Bizler kardeşliğimizi tekrar tesis edebilirsek işte o zaman gelecek nesiller içinde kendilerinden bahsedilen ve Rabbimizin rızasını kazanan insanlardan olabiliriz. Hiçbir gölgenin bulunmadığı o kıyamet gününde Rahman olan Allah azze ve celle’nin gölgesinde gölgelenecek zümrelerden birinin de birbirlerini Allah rızası için seven, bu sevgi üzere bir araya gelip bu sevgi ile birbirlerinden ayrılan kişilerin olacağı da bizlere Rasulullah aleyhisselatu vesselam tarafından haber verilmiştir.
Ebu Hüreyre radıyallahu anh’den rivayet edildiğine göre Resülullah sallallahu aleyhi ve sellem şöyle buyurdu: “Canım kudret elinde olan Allah’a yemin ederim ki sizler iman etmedikçe cennete giremezsiniz. Birbirinizi sevmedikçe de iman etmiş olmazsınız. Yaptığınız takdirde birbirinizi seveceğiniz bir şey söyleyeyim mi? Aranızda selamı yayınız!”
(Müslim, Tirmizî)
Bizler bugün kardeş olabilmeye her şeyden fazla ihtiyaç duymaktayız. Çünkü bütün dertler ve sıkıntılar, ümmetin bu haldeki durumu, hadisteki ifadesiyle Müslümanların sayıca çok olmalarına rağmen sel akıntısındaki çer çöp misali dağınık olmaları ve hayat ölçülerinin değişmiş olmasıdır.
Dünya sevgisi ve ölümden hoşlanmamak olarak hadiste vasfedilen bu iki özellikten arınmadıkça vahdeti sağlayabilmemiz mümkün olamayacaktır. Bugün bizler bu nasihatleri başkalarından çok kendimiz için örnek edinme durumundayız.
Müminler olarak kendi nefislerimizdeki eksikliklere bakmalı, düzeltilip ıslah edilecek ilk aşama ve basamağın kendimiz olması gerektiğinin şuurunda olmalıyız. Ancak o zaman gelecek için ümit var olabiliriz.
Ebu Hureyre radıyallahu anhu “Sizden biri kardeşinin gözündeki bir tozu görür de kendi gözündeki büyük ve kocaman ağaç parçasını görmez” buyurmuş ve bu ıslah hareketinin ilk olarak kendimizden başlaması gerektiğini bizlere haber vermiştir.
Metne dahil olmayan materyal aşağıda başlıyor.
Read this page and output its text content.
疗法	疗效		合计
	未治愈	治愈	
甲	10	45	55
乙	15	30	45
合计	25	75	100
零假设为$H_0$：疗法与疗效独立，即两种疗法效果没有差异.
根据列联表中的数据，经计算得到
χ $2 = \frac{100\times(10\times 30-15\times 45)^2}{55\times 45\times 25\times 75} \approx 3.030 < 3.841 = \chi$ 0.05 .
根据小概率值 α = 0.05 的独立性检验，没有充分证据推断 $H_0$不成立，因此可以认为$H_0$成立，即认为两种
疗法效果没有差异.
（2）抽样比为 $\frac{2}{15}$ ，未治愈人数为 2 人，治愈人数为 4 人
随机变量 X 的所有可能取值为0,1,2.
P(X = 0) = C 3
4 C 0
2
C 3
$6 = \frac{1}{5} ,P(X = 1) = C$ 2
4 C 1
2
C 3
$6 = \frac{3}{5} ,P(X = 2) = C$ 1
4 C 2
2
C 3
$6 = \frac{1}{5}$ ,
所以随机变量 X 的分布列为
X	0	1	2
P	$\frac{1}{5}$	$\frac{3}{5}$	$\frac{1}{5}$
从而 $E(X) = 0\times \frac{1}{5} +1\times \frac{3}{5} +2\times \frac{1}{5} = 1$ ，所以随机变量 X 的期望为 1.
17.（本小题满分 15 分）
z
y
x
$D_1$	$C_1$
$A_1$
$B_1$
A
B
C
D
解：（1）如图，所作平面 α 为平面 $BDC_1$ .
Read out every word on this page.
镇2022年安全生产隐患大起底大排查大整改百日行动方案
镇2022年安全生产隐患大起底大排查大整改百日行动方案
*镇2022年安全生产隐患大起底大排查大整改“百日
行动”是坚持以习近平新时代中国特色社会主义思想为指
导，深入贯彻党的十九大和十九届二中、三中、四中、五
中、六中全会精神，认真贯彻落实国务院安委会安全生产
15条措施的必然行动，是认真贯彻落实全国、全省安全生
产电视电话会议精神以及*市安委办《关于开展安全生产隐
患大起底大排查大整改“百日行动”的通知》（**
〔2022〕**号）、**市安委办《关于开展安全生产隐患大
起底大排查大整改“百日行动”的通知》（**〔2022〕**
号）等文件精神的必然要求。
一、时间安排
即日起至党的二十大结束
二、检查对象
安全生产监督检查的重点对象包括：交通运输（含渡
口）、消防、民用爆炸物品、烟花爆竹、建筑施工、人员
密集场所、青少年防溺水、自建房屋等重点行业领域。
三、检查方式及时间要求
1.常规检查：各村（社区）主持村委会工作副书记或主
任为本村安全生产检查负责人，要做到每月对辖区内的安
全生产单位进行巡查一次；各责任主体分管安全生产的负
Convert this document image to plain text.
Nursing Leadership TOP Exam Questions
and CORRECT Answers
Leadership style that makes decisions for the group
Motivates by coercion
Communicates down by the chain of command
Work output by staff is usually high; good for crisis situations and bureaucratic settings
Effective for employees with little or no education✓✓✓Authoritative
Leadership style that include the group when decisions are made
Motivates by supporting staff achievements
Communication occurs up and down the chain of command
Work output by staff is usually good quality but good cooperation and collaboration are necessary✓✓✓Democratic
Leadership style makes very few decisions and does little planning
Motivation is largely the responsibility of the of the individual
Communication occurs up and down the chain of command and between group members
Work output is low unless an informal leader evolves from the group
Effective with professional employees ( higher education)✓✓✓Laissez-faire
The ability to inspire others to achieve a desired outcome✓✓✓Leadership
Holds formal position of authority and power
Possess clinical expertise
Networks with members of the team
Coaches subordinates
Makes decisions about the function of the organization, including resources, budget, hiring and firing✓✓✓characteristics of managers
Bizler kendimiz için istediğimiz herşeyi kardeşlerimiz için de isteyip, onların başlarına gelen musibetlerden üzüntü duyup, onları vücut azalarımızdan bir parça olarak görüp, acısıyla, tatlısıyla bunu hissedebilecek olursak, işte o zaman bizler kardeş olabilmişiz demektir.
Rabbimiz bizleri bu bilinç ile hareket eden ve hakiki manada kardeşlik şuurunu idrak eden kâmil müminlerden eylesin. Rabbim bizlere yolunda saf saf, omuz omuza birbirine kenetlenmiş bir binanın tuğlaları gibi sımsıkı ve iç içe olabilmeyi, birlikte her türlü güçlüğe karşı durabilmeyi ve neticede Rabbimizin huzuruna çıktığımızda ve O’nun nimetlerine kavuşabilme temenni ve dualarımızla orada da bu birlikteliğimizi devam ettirmeyi nasip eylesin.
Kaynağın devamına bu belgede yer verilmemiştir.